This weekend, Jurgen Klopp meets his old friend David Wagner for the first time in the Premier League in what is sure to be a frantic game of football between one side in crisis and the other revelling in the good times.
The roles are the opposite to what you might have expected, though, given their respective managerial jobs. It is Klopp who is fighting off the critics at one of Europe’s grandest old clubs, and Wagner who is on a high at a club perhaps best known these days as strugglers from a rugby league town.
Defeat for Liverpool this weekend, then, could be nigh-on catastrophic given that newly-promoted Huddersfield represent the Reds’ most winnable league fixture in a while, and that the last time they won in the Premier League was on September 23rd. It’s clear that losing would cause plenty of talk about Klopp’s future. The manner of defeat last week already set tongues wagging.
For the Terriers, too, victory is almost as unthinkable. But in a very different way.
Whilst it might be true in the 21st century that Huddersfield is a town more proud of its heritage as the home of rugby league than its football team’s former glories, the Terriers were the first team ever to win three English league titles in a row, between 1923/24 and 1925/26. That feat has been matched since, but only by Arsenal, Liverpool and Manchester United.

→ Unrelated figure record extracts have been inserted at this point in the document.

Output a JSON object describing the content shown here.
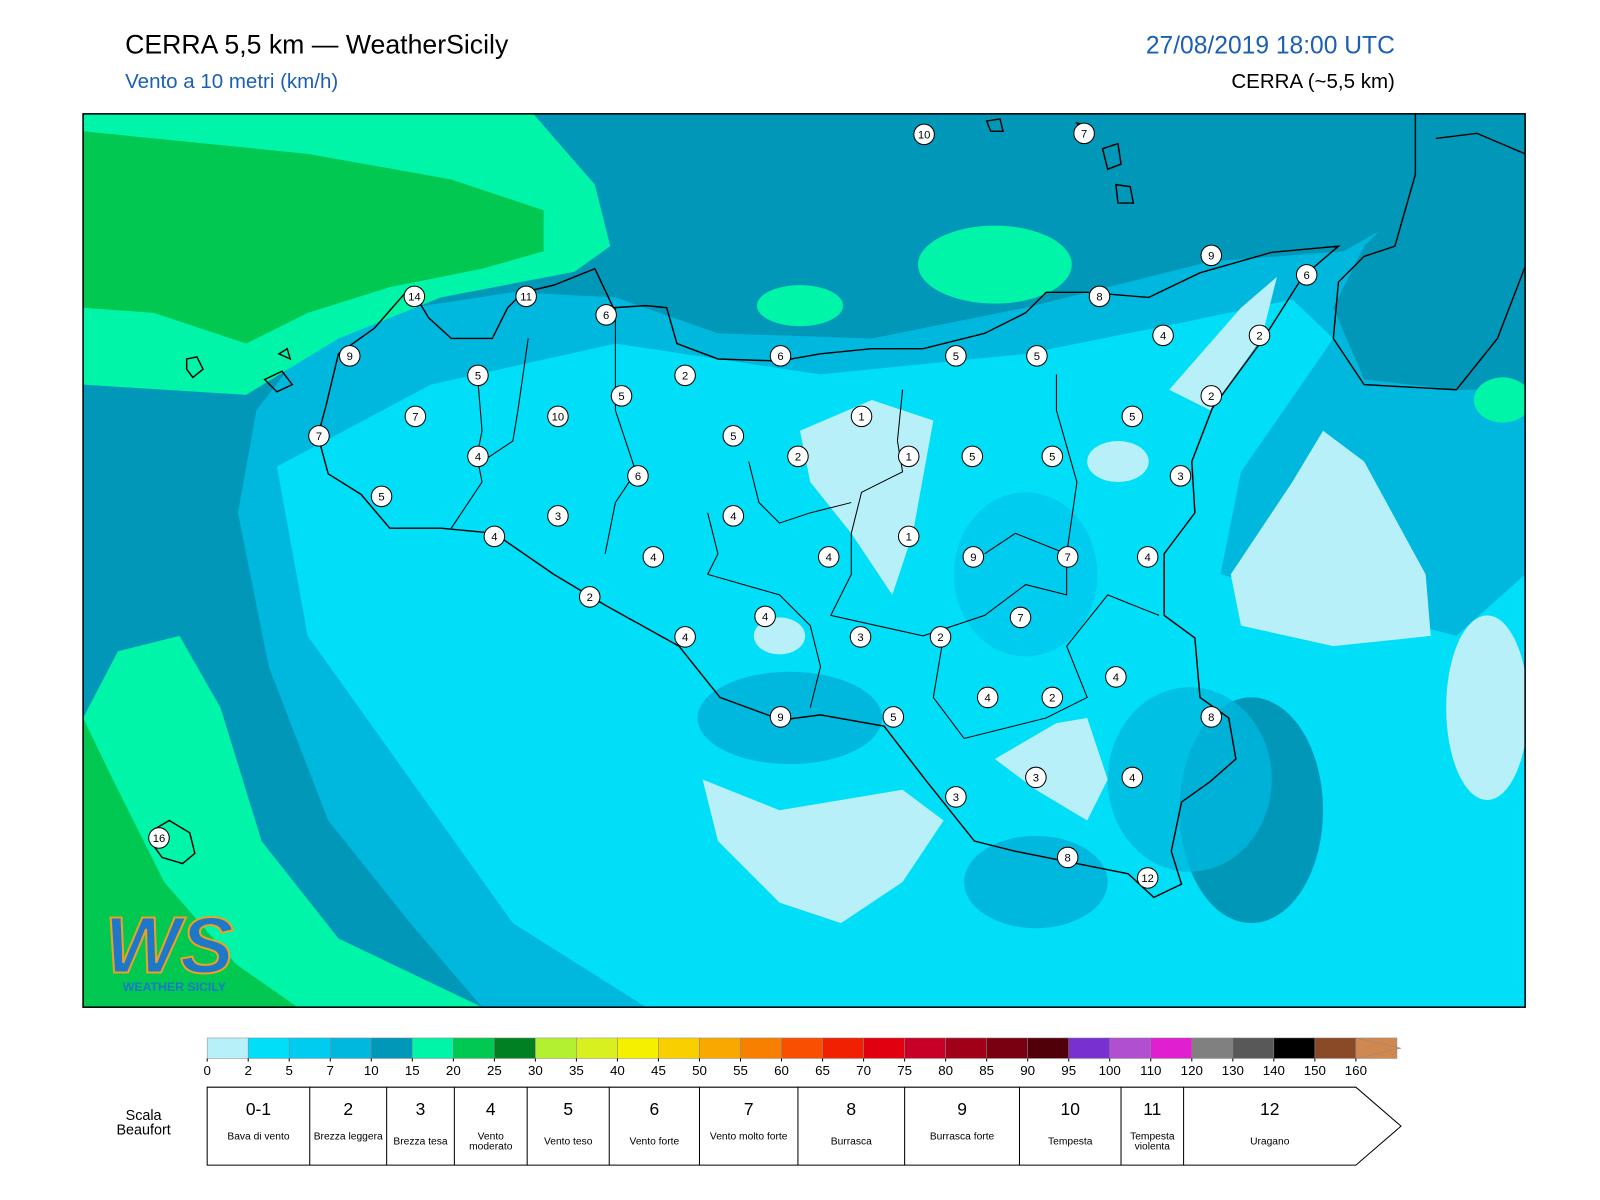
{
  "header": {
    "title": "CERRA 5,5 km — WeatherSicily",
    "subtitle": "Vento a 10 metri (km/h)",
    "datetime": "27/08/2019 18:00 UTC",
    "model": "CERRA (~5,5 km)"
  },
  "stations": [
    10,
    7,
    9,
    6,
    14,
    11,
    6,
    8,
    4,
    2,
    9,
    6,
    5,
    5,
    5,
    2,
    5,
    2,
    7,
    10,
    1,
    5,
    7,
    5,
    4,
    2,
    1,
    5,
    5,
    6,
    3,
    5,
    3,
    4,
    4,
    1,
    4,
    4,
    9,
    7,
    4,
    2,
    7,
    4,
    3,
    2,
    4,
    4,
    4,
    2,
    9,
    5,
    8,
    3,
    4,
    3,
    16,
    8,
    12
  ],
  "logo": {
    "mark": "WS",
    "caption": "WEATHER SICILY"
  },
  "colorbar": {
    "ticks": [
      0,
      2,
      5,
      7,
      10,
      15,
      20,
      25,
      30,
      35,
      40,
      45,
      50,
      55,
      60,
      65,
      70,
      75,
      80,
      85,
      90,
      95,
      100,
      110,
      120,
      130,
      140,
      150,
      160
    ],
    "colors": [
      "#b8f0fa",
      "#00def8",
      "#00ccef",
      "#00b8de",
      "#0097b8",
      "#00f5a8",
      "#00c850",
      "#008020",
      "#b4f032",
      "#d8f020",
      "#f4f000",
      "#f8d000",
      "#f8a800",
      "#f88000",
      "#f85000",
      "#f02000",
      "#e00010",
      "#c80028",
      "#a00018",
      "#780010",
      "#500008",
      "#7830d0",
      "#b050d0",
      "#e020d0",
      "#808080",
      "#585858",
      "#000000",
      "#8a4a28",
      "#d08850"
    ]
  },
  "beaufort": {
    "caption": "Scala Beaufort",
    "levels": [
      {
        "force": "0-1",
        "label": "Bava di vento"
      },
      {
        "force": 2,
        "label": "Brezza leggera"
      },
      {
        "force": 3,
        "label": "Brezza tesa"
      },
      {
        "force": 4,
        "label": "Vento moderato"
      },
      {
        "force": 5,
        "label": "Vento teso"
      },
      {
        "force": 6,
        "label": "Vento forte"
      },
      {
        "force": 7,
        "label": "Vento molto forte"
      },
      {
        "force": 8,
        "label": "Burrasca"
      },
      {
        "force": 9,
        "label": "Burrasca forte"
      },
      {
        "force": 10,
        "label": "Tempesta"
      },
      {
        "force": 11,
        "label": "Tempesta violenta"
      },
      {
        "force": 12,
        "label": "Uragano"
      }
    ]
  }
}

They won’t win the league this season either, but if victory this weekend could conjure an ominous sign for Jurgen Klopp, then it will end October spookily for Huddersfield, too.
On March 13th 1926, the Terriers beat Manchester United 5-0 at their old Leeds Road home. The very next week, they travelled to Anfield to play Liverpool, winning 2-1. Both wins helped them on their way to their third league title in a row, which they won by five points. They were the greatest team in the land, but when you’ve reached the top there’s nowhere else to go. They haven’t won a major trophy since.
That wasn’t actually the last time Huddersfield beat Manchester United and Liverpool in successive top flight fixtures, but you still have to go back to September 1930, when the Terriers beat United twice and Liverpool once in the space of five days. That year ended in a fifth place finish, which is probably as unobtainable as first for Wagner’s side this season.
Those were the glory years, but that was a very different time. It has been almost a century since Huddersfield could even dream of winning two in a row over the two clubs who have, in the intervening decades, superseded the West Yorkshire side and established themselves as the powerhouses of English football.
Two weeks at the start of a Premier League season won’t undo all of that, but it is worth remembering that, although a Huddersfield win this weekend will make the story firmly about Liverpool’s failure rather than the Terriers’ success, victory for the newly-promoted Yorkshire side is probably a much more interesting angle.